我狂怒地冲到放毛巾、床单的橱子前面,拿出一条床单,把我的镜子罩了起来。我再也不要看见我自己了。美小姐已经不复存在。她离开了。
“现在我不是你的美小姐了!”我对他嗤之以鼻。
紧跟着我便瘫倒在床上,两眼直瞪瞪地望着天花板。我的心既冷又硬又愁苦,但我并不后悔。
电话铃开始响了。我听见铃声在空空的房子里回荡,但我不去接。我知道那是妈妈从学校打来的。显然她这会儿已经耳闻一切了。
过了一会儿,我听见大门打开又关上的声音,然后是从大厅走过来的脚步声。有人敲着我的门,但我没有应声。
我的门打开了,站在那儿的人是波特。
“你妈妈请我来找你。”他说。
然后他的眼光扫过眼前的一切——我的头,地板上的一堆乱发,镜子上的床单。
“走开!”我说着,仍盯着天花板看。
他没走。
“你把头发全剪了?”他平静地说。
我没回答。
“觉得好过些了?”
“没有。”
他坐在我的梳妆椅上,观察损害的情形。
“那你有什么感觉?”他问。
“坏。”
“为什么?因为你做了一件调皮事?”
“不是,因为我的心好冷好硬。我一点儿也不在乎。”
“不在乎什么?”
“不在乎他!不在乎任何事!”
“他?你说的是谁?”
“你知道的!李阿默!”
“哦,这一切都是为了他?”波特问。
我没有回答,因为我并不确定,一切都混在一起了。
“我再也不要当妈妈的乖女儿或是爸爸的美小姐。我要变得又丑又坏!”
“可是你不丑,也不坏,”他柔声说道,“你永远也不会又丑又坏。你只是受伤了。”
受伤?
这个字眼倒是打动了我的心。我觉得喉咙里一松,哽咽声在胸中汇集为号啕。波特朝我走过来。
“走开!”我对他咆哮着。
他停住了。
“好吧,”他说,“我会走开。可是你需要哭出来,姬赛,要哭出来。
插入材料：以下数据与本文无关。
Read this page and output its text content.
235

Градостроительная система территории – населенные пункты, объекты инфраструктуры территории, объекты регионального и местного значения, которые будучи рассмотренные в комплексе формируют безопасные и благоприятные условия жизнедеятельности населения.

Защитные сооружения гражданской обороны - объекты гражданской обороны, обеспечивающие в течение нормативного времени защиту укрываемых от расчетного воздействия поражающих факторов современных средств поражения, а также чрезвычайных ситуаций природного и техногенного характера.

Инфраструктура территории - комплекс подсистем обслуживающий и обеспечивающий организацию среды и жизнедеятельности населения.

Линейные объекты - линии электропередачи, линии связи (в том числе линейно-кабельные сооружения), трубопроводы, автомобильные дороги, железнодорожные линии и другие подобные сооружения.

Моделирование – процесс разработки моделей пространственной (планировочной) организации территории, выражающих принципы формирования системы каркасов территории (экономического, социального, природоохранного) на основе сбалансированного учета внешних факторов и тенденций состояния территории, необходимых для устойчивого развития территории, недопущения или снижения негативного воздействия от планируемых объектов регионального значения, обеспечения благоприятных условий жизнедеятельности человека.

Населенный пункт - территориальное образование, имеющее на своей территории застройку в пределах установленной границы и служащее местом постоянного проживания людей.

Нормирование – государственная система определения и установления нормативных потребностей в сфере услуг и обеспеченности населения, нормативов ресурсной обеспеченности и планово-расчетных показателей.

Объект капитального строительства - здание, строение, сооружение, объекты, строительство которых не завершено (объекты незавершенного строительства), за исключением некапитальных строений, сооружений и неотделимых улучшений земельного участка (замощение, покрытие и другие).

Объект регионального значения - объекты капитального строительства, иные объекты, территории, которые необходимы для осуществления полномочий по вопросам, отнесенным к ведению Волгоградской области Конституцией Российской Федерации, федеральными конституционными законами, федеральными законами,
”
他在门口停留片刻:“在你妈妈见到你之前,我先跟她谈谈。”
后来他走了出去,把门关上,但他没有离开屋子。我哭的时候,他就待在附近什么地方。
一开始我是为自己和多年来的痛苦、气愤与悲伤哭泣。后来我哭的却是妈妈与美女阿姨,她们也曾爱过他。然而我仍旧无法为爸爸而哭,他英俊的脸庞已经被火烧得难以复原。我无法原谅他竞用那种方式离开我们。
之后,巨大的疲乏与深切的悲痛将我击倒,我睡着了。